Хранитель промолчал.
— А теперь тут пусто.
— Точно?
Тимофей пожал плечами.
— Разведчики никого не нашли. Может и есть мелкие племена, но это ничего — разберёмся.
— Тим, — проскрипел Хранитель, — что ты решил? Мы сюда как — на время? Или?..
— Никаких «или»! — резко оборвал воевода. — Оставить родную землю? Что с тобой, Андрей? Это не бегство, это отступление. Передышка, нам крайне нужна передышка: мы не можем постоянно отбиваться от кочевников.
— Надолго? А то люди…
— Не знаю. Два-три года, пять… Пока не подрастут мальчишки, пока инженеры не восстановят, наконец, огневое оружие предков. А тогда мы вернёмся на материк, Хранитель, — воевода стиснул руку на рукоятке меча. — Вернёмся и очистим от кочевников нашу землю, клянусь перед Богом!
— Аминь! — торжественно закончил Хранитель.

*********

Тучи нехотя разошлись, закатное солнце весело брызнуло лучами, и мир преобразился. Свинцовая вода стала фиолетово-золотой, песок — розовым, на лодках и людях заиграли тревожные тёмно-красные блики.
Олексий вздрогнул, перекрестился. Да нет, ерунда, это просто нервы. Всё хорошо — вон переправа уже закончилась и закончилась просто отлично. Все уже на этой стороне — мужчины вытаскивают лодки на берег, разгружают, ставят шатры; женщины готовят еду, аромат похлёбки уже перебивает гнилостный запах водорослей ; дети носятся по берегу, играют в свои игры. Где положено, выставлены дозоры — вон поблёскивают копья. При переправе не погиб ни один человек, не затонула ни одна лодка, все целы и невредимы. А что носятся над фиолетовой водой красные, словно кровь бакланы — так это только закат.
Олексий улыбнулся в усы, перевёл взгляд на юг.

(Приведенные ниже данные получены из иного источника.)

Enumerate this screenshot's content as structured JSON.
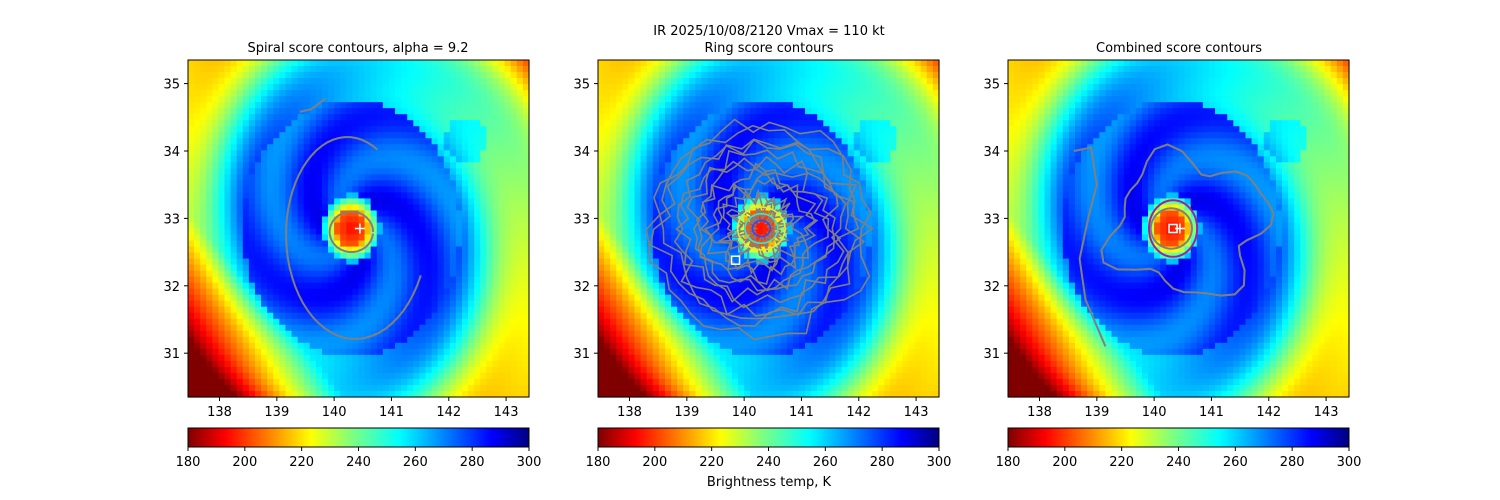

Картина, насколько хватало глаз, была безрадостной: голая песчаная равнина, кусты полыни, тамарикс, сверкающие на солнце солончаки. Олексий не огорчался, знал — дальше на юг будет совсем другая картина.
— Ну, здравствуй, Крым! — сказал Олексий.
— Дывишься, гетман? — прогудело сзади.
— Зберигач, — не оборачиваясь, позвал гетман. — Как звалось цэ мисцэ раньше?
Толстый седой человек замер, глаза закатились, стали как стеклянные, на шее вздулись старческие вены.
— Сиваш, — с трудом прогудел Зберигач. — Гнилее Море… Залив Азовского моря, отделяющий Крым от материка… На западе упирается в узкий Перекопский перешеек, соединяющий Крым с материковой частью…
— Стоп! — резко прервал Олексий. — Що ещё за пэрэшыйок? Озырнысь кругом, Богдан — нет нияких пэрэшыйков.
Человек с трудом открыл глаза, отдышался, вытер пот со лба.
— Цэ зараз нет, а раньше быв. Предки не брешуть, гетман, — в голосе скользнула обида.
— Куды ж он делся? Подожди… Хочешь сказаты, що после падения метеорита?..
— Верно разумиешь, гетман, — теперь в голосе слышалось ехидство. Тилькы не метеор то був, а астероид. Метеор таких бед на планете не наробив бы.
— Астероид! — зло сплюнул гетман. — Каменюка небесная. Скильки тут раньше народу жило, Зберигач?
— Два миллиона.
— Два мильйона, два… — повторил Олексий. — А зараз никого, пусто.
— Уверен?
Гетман пожал плечами.
— Хлопци никого не нашли. Може и есть мелкие племена, но цэ ничего — разберёмся.
— Олешко, — неуверенно пробасил Зберигач, — що ты решил? Мы здесь на время чи…
— Нияких «чи»! — сверкнул глазами гетман. — Бросить ридний край — да що с тобой, Богдан? Пойми, цэ не бегство, цэ отступление. Нам нужна передышка, дуже нужна: нэ можемо мы вечно отбиваться от кочевников.
— И надолго?
— Не знаю. Два-три роки, пять. Пока не подрастут хлопчики, пока техники не восстановят огневое оружие предков. А тогда мы вернёмся, — гетман стиснул рукоять меча, костяшки пальцев побелели, — вернёмся и очистим от кочевников ридну землю! Прысягаю перед Богом!
— Аминь! — торжественно прогудел Зберигач.

*********

Предгорья Яман-Таш отдыхали от знойного лета. На листьях вековых деревьев плясали солнечные зайчики, ветерок лениво шевелил листву, переворачивал опавшие буковые орешки. Сновали по своим делам рыжие муравьи.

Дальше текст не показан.